1/14/2013 11:50:23 AM

1. Configuring an Update Testing Infrastructure

Although Microsoft tests updates rigorously before releasing them publicly, no one can test every possible software and hardware configuration for adverse side effects that might result when an update is applied. For this reason, you should deploy updates to a small group of computers prior to deploying updates to all computers in your organization and test those computers to determine whether a newly released update conflicts with your organization’s specific software configuration.

You should ensure that the small group of computers on which you test updates match the software and hardware configuration of computers in your organization and that the computers used for testing are actually used by real people to perform their everyday job-related tasks. You need to do this because you will not be able to detect all possible problems by simply installing the update on a computer that no one actually uses. Only through testing the updates under real-world conditions do any conflicts or other problems become evident.

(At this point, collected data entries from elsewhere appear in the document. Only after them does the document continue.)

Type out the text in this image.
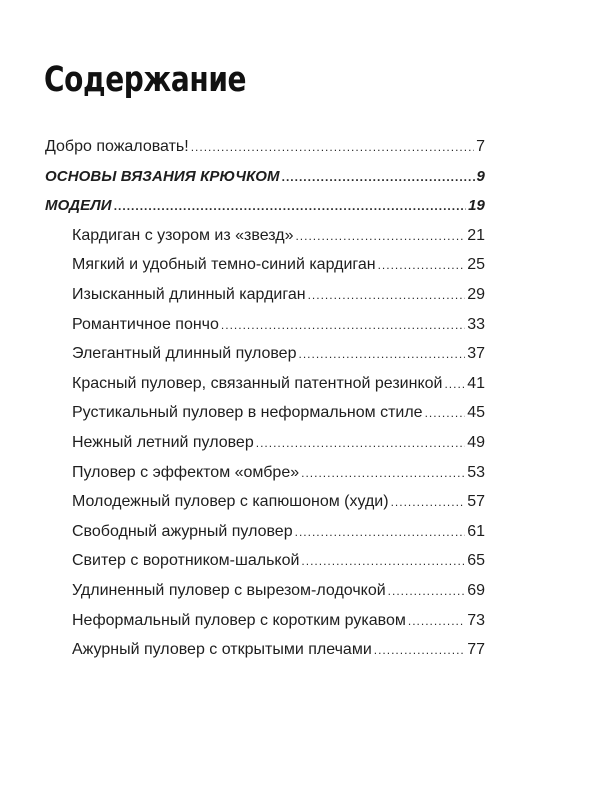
Содержание
Добро пожаловать! .....	7
ОСНОВЫ ВЯЗАНИЯ КРЮЧКОМ .....	9
МОДЕЛИ .....	19
Кардиган с узором из «звезд» .....	21
Мягкий и удобный темно-синий кардиган .....	25
Изысканный длинный кардиган .....	29
Романтичное пончо .....	33
Элегантный длинный пуловер .....	37
Красный пуловер, связанный патентной резинкой ..... 41
Рустикальный пуловер в неформальном стиле .....	45
Нежный летний пуловер .....	49
Пуловер с эффектом «омбре» .....	53
Молодежный пуловер с капюшоном (худи) .....	57
Свободный ажурный пуловер .....	61
Свитер с воротником-шалькой .....	65
Удлиненный пуловер с вырезом-лодочкой .....	69
Неформальный пуловер с коротким рукавом .....	73
Ажурный пуловер с открытыми плечами .....	77
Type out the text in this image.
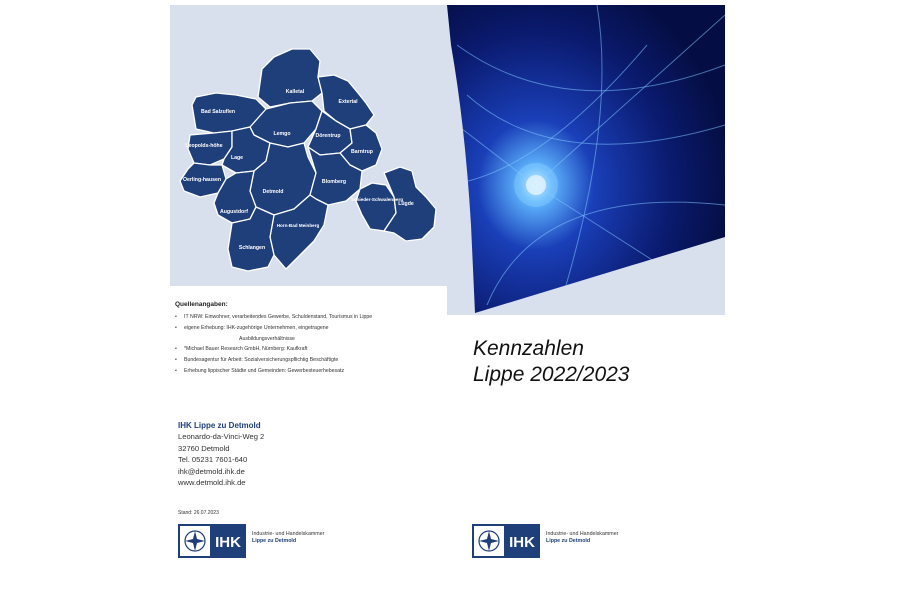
Bad Salzuflen
Kalletal
Extertal
Leopolds-höhe
Lemgo	Dörentrup
Lage
Barntrup
Oerling-hausen
Detmold
Blomberg
Schieder-Schwalenberg
Lügde
Augustdorf
Horn-Bad Meinberg
Schlangen
Quellenangaben:
• IT NRW: Einwohner, verarbeitendes Gewerbe, Schuldenstand, Tourismus in Lippe
• eigene Erhebung: IHK-zugehörige Unternehmen, eingetragene
Ausbildungsverhältnisse
• *Michael Bauer Research GmbH, Nürnberg: Kaufkraft
• Bundesagentur für Arbeit: Sozialversicherungspflichtig Beschäftigte
• Erhebung lippischer Städte und Gemeinden: Gewerbesteuerhebesatz
Kennzahlen
Lippe 2022/2023
IHK Lippe zu Detmold
Leonardo-da-Vinci-Weg 2
32760 Detmold
Tel. 05231 7601-640
ihk@detmold.ihk.de
www.detmold.ihk.de
Stand: 26.07.2023
IHK Industrie- und Handelskammer
Lippe zu Detmold	IHK Industrie- und Handelskammer
Lippe zu Detmold
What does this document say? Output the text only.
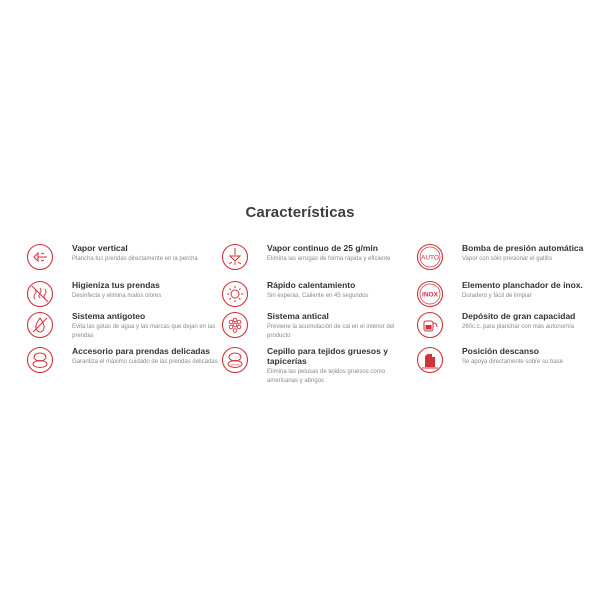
Características
Vapor vertical
Plancha tus prendas directamente en la percha
Vapor continuo de 25 g/min
Elimina las arrugas de forma rápida y eficiente	AUTO
Bomba de presión automática
Vapor con sólo presionar el gatillo
Higieniza tus prendas
Desinfecta y elimina malos olores
Rápido calentamiento
Sin esperas. Caliente en 45 segundos	INOX
Elemento planchador de inox.
Duradero y fácil de limpiar
Sistema antigoteo
Evita las gotas de agua y las marcas que dejan en las prendas
Sistema antical
Previene la acumulación de cal en el interior del producto
Depósito de gran capacidad
260c.c. para planchar con más autonomía
Accesorio para prendas delicadas
Garantiza el máximo cuidado de las prendas delicadas
Cepillo para tejidos gruesos y tapicerías
Elimina las pelusas de tejidos gruesos como americanas y abrigos
Posición descanso
Se apoya directamente sobre su base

You should ensure that you deploy updates to the test computers long enough that you have confidence that the updates do not cause problems when deployed generally. You must balance this with not waiting so long that the computers in your organization become vulnerable to the issue that the update addresses. In many organizations, updates are deployed to test computers between 7 to 10 days before being deployed to all other computers in the organization. This period provides enough time to test that the updates do not cause obvious problems with the existing configuration before rolling the updates out more generally.

A basic update testing infrastructure would have a separate computer group containing the WSUS computer accounts for all test computers. A WSUS automatic approval rule for all new updates would apply to this WSUS computer group. The WSUS administrator would manually approve updates for the All Computers group after a seven-day period in which no issues had been reported by users of computers that are located in the test group.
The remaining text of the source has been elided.